创建 Ansible Inventory 文件:创建一个 hosts 文件,包含所有目标主机的信息。

编写 Ansible Playbook:编写一个 YAML 文件来完成整个集群的搭建和配置。

运行 Ansible Playbook:使用 ansible-playbook 命令运行 YAML 文件。


详细配置步骤

  1. 创建 Ansible Inventory 文件 hosts

    [hadoop-master]

    hadoop-master-1 ansible_host=192.168.1.61

    hadoop-master-2 ansible_host=192.168.1.62

    [hadoop-slave]

    hadoop-slave-1 ansible_host=192.168.1.61

    hadoop-slave-2 ansible_host=192.168.1.62

    hadoop-slave-3 ansible_host=192.168.1.63

    [zookeeper]

    zookeeper-1 ansible_host=192.168.1.61

    zookeeper-2 ansible_host=192.168.1.62

    zookeeper-3 ansible_host=192.168.1.63

    [hadoop-all:children]

    hadoop-master

    hadoop-slave

    [hadoop-all:vars]

    ansible_user=root

    配属zookeeper集群

    脚本如下:

    zookeeper_cluster_setup.yml


  • name: Setup Hadoop 3.x Cluster with Zookeeper

    hosts: hadoop-all

    become: true

    gather_facts: true

    vars:

      zookeeper_data_dir: /var/lib/zookeeper

      zookeeper_log_dir: /var/log/zookeeper

      zookeeper_version: 3.5.9

      zookeeper_home: /opt/apache-zookeeper-{{ zookeeper_version }}-bin

      zookeeper_user: hadoop

      zookeeper_group: hadoop

      zookeeper_client_port: 2181

      zookeeper_leader_port: 2888

      zookeeper_election_port: 3888

       

    tasks:

      - name: Update system packages

        dnf:

          name: '*'

          state: latest

        when: ansible_distribution == "CentOS" and ansible_distribution_major_version == "8"

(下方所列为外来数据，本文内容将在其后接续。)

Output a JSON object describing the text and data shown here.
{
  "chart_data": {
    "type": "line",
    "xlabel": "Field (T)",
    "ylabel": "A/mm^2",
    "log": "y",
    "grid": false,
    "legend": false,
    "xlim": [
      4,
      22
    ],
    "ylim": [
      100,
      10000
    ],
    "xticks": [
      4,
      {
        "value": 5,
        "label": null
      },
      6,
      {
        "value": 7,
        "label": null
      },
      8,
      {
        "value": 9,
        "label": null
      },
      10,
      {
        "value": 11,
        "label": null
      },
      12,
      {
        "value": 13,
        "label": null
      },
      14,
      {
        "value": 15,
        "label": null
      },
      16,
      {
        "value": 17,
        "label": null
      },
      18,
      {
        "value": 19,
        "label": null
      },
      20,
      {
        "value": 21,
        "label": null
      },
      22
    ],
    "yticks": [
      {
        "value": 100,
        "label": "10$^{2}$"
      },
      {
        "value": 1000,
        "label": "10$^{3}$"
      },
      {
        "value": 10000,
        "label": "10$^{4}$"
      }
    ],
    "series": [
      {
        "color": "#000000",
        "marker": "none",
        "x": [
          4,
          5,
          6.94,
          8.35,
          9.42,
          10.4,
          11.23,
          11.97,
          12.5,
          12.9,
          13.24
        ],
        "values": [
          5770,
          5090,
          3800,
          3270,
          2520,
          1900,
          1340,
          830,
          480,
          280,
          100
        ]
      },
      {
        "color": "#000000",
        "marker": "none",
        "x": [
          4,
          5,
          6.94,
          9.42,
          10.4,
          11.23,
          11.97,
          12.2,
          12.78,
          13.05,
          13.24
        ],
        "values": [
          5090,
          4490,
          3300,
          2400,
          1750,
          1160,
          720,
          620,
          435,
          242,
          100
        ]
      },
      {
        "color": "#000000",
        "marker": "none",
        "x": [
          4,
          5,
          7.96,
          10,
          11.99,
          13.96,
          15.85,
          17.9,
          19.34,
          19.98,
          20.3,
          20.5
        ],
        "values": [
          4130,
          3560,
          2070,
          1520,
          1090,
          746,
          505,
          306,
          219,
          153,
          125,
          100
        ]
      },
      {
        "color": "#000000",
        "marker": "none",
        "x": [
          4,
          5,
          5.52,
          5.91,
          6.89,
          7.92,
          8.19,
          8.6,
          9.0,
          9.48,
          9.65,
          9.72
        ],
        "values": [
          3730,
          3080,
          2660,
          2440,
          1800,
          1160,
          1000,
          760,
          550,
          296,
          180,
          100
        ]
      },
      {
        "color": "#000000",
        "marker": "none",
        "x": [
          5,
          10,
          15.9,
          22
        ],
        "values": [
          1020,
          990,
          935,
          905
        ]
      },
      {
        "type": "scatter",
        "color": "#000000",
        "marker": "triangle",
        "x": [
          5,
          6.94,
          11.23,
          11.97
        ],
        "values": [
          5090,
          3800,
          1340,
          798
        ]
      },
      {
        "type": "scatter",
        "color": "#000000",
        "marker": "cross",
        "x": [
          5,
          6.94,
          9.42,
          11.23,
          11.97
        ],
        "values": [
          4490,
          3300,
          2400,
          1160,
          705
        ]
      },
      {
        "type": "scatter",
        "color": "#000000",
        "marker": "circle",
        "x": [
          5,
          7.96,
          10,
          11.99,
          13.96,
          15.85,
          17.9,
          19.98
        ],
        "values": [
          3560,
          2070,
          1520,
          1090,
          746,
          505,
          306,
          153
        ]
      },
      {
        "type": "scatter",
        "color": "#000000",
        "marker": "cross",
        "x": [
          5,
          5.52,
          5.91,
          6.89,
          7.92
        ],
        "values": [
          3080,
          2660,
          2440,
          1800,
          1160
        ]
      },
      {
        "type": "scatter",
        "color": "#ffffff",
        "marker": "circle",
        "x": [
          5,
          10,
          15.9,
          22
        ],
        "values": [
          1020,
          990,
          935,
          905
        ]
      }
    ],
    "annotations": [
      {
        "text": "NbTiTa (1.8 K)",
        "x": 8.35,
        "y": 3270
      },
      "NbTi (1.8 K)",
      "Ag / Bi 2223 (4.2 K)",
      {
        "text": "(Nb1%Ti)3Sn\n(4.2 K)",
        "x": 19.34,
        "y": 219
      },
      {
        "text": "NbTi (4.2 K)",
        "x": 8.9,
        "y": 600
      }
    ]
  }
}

      - name: Disable SELinux

        selinux:

          state: disabled

      - name: Stop and disable firewalld

        systemd:

          name: firewalld

          state: stopped

          enabled: false

       

       #创建用户组

      - name: Create hadoop group if it doesn't exist

        group:

          name: "{{ zookeeper_group }}"

          state: present

      - name: Create hadoop user if it doesn't exist

        user:

          name: "{{ zookeeper_user }}"

          group: "{{ zookeeper_group }}"

          shell: /bin/bash

          create_home: true

          system: false

      - name: Create zookeeper_group

        group:

          name: "{{ zookeeper_group }}"

          state: present

      - name: Check if .ssh directory exists

        stat:

          path: /home/{{ zookeeper_user }}/.ssh

        register: ssh_dir

      - name: Generate SSH key if .ssh directory does not exist

        shell: |

          sudo -u {{ zookeeper_user }} mkdir -p /home/{{ zookeeper_user }}/.ssh

          sudo -u {{ zookeeper_user }} ssh-keygen -t rsa -b 2048 -f /home/{{ zookeeper_user }}/.ssh/id_rsa -N ''

        args:

          creates: /home/{{ zookeeper_user }}/.ssh/id_rsa

        when: not ssh_dir.stat.exists

      - name: Collect public keys from all hosts

        shell: "cat /home/{{ zookeeper_user }}/.ssh/id_rsa.pub"

        register: public_keys

        become_user: "{{ zookeeper_user }}"

      - name: Create temporary directory for authorized_keys parts

        file:

          path: /home/{{ zookeeper_user }}/.ssh/keys/

          state: directory

          mode: '0700'

          owner: "{{ zookeeper_user }}"

          group: "{{ zookeeper_group }}"

        delegate_to: "{{ item }}"

        loop: "{{ groups['hadoop-all'] }}"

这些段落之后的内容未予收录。